If you’re female, and you were subjected to sexual harassment in the workplace, what would you do? You’d take some action — confront the harasser, get up and leave, report the incident, something, right? Well, probably not. Chances are you’d remain passive.
And if you observed a coworker being passive when subjected to sexual harassment, what would you do? Unfortunately, you might well find yourself condemning her for her passivity, because you think that if you were in her shoes, you would have done something.
Those are the findings of research recently conducted by the University of Utah’s David Eccles School of Business. According to Dr. Kristina Diekmann, a co-author of the study, many victims of sexual harassment find themselves doubly victimized due to the reactions of judgmental coworkers who think the victims didn’t do enough to stop the harassment.
I spoke with Diekmann last week, and she explained that the reason for this condemnation is that people “mispredict” what they would do under those circumstances.

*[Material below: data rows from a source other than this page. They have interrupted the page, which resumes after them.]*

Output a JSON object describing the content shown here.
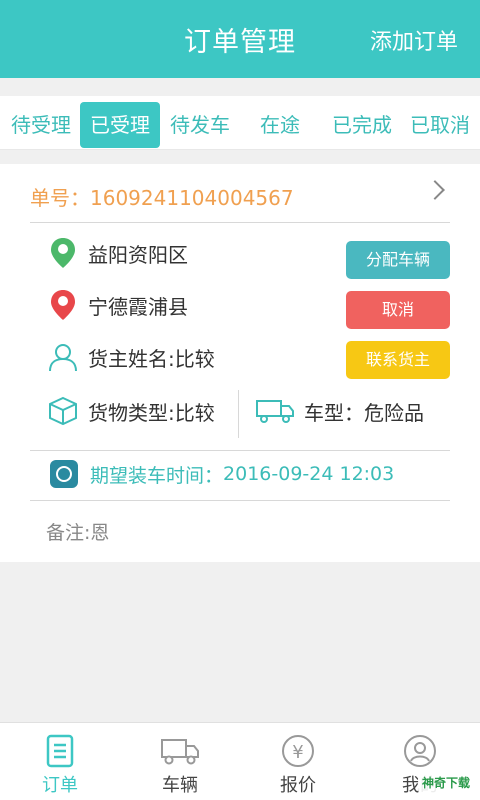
{
  "header": {
    "title": "订单管理",
    "add_label": "添加订单"
  },
  "tabs": [
    {
      "label": "待受理",
      "active": false
    },
    {
      "label": "已受理",
      "active": true
    },
    {
      "label": "待发车",
      "active": false
    },
    {
      "label": "在途",
      "active": false
    },
    {
      "label": "已完成",
      "active": false
    },
    {
      "label": "已取消",
      "active": false
    }
  ],
  "order": {
    "number_label": "单号：",
    "number": "1609241104004567",
    "origin": "益阳资阳区",
    "destination": "宁德霞浦县",
    "owner_name": "货主姓名:比较",
    "cargo_type": "货物类型:比较",
    "vehicle_type": "车型：危险品",
    "expected_time_label": "期望装车时间：",
    "expected_time": "2016-09-24 12:03",
    "note": "备注:恩"
  },
  "actions": {
    "assign": "分配车辆",
    "cancel": "取消",
    "contact": "联系货主"
  },
  "bottom_nav": [
    {
      "label": "订单",
      "icon": "document-icon"
    },
    {
      "label": "车辆",
      "icon": "truck-icon"
    },
    {
      "label": "报价",
      "icon": "yen-icon"
    },
    {
      "label": "我的",
      "icon": "user-icon"
    }
  ],
  "watermark": "神奇下载",
  "colors": {
    "primary": "#3dc7c4",
    "order_number": "#f0a050",
    "cancel": "#f0625f",
    "contact": "#f7c814",
    "assign": "#4ab8c0"
  }
}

Our research speaks to showing that observers of passive victims of sexual harassment are likely to condemn them, and that their predictions of what they would have done, which is mostly to take action, is linked to their condemnation of the passive victim. The second thing is we identify an important reason for this is that people don’t understand the motivations that the victim is experiencing. Because they’re at a psychological distance, they perceive that their reaction would be, “I’m going to get back at this guy,” not the motivation of, “I need to get this job.”

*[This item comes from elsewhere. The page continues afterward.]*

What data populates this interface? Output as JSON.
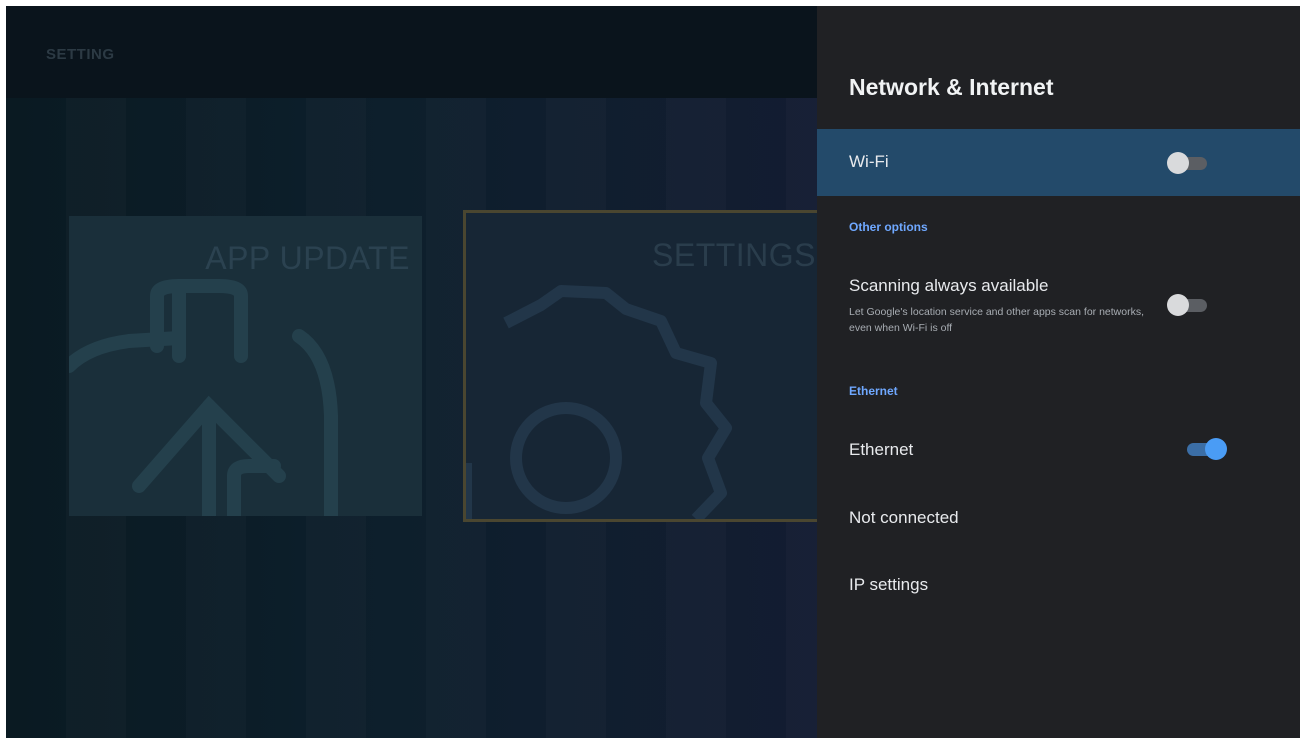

In fact, Diekmann said, coworkers often go so far as to distance themselves from the passive victim:
One of the things we found was that if asked to work on an important project with a person who remained passive to sexual harassment, people are less willing to work with that person. It’s this sense of, “I would have done something different.” You negatively evaluate that person: “The fact that you remained passive means that there’s something wrong with you. I don’t want to work with you because of that.”
I asked Diekmann if she had any sense of whether there are any characteristics of people in the IT profession that tend to make them more or less likely to exhibit behavior that is consistent with the findings of the study. She said she doesn’t think there’s any one particular type of person or industry that is more likely to exhibit this behavior:
The reason I say that is people don’t understand that they’re doing this. They don’t understand that they’re making mistakes in their predictions of what they would do. We argue that organizations need to make people aware, and understand what is the experience of the victim, so that we can support them rather than condemn them. If you understand why they remained passive, you can be more empathetic. So I don’t think there’s any one industry that’s going to exhibit this more than others.
The bottom line, Diekmann said, is that it isn’t enough for organizations to educate their employees on what sexual harassment is. They need to institute training programs that include an awareness of the tendency to mispredict what people would do in the same situation experienced by sexual harassment victims:
There’s a powerful message for organizations about what they can do help reduce this double victimization. They clearly need to try to prevent sexual harassment from occurring. But if it occurs, there has to be support for the victim, and understanding that passive victims are likely to be condemned. And that’s wrong.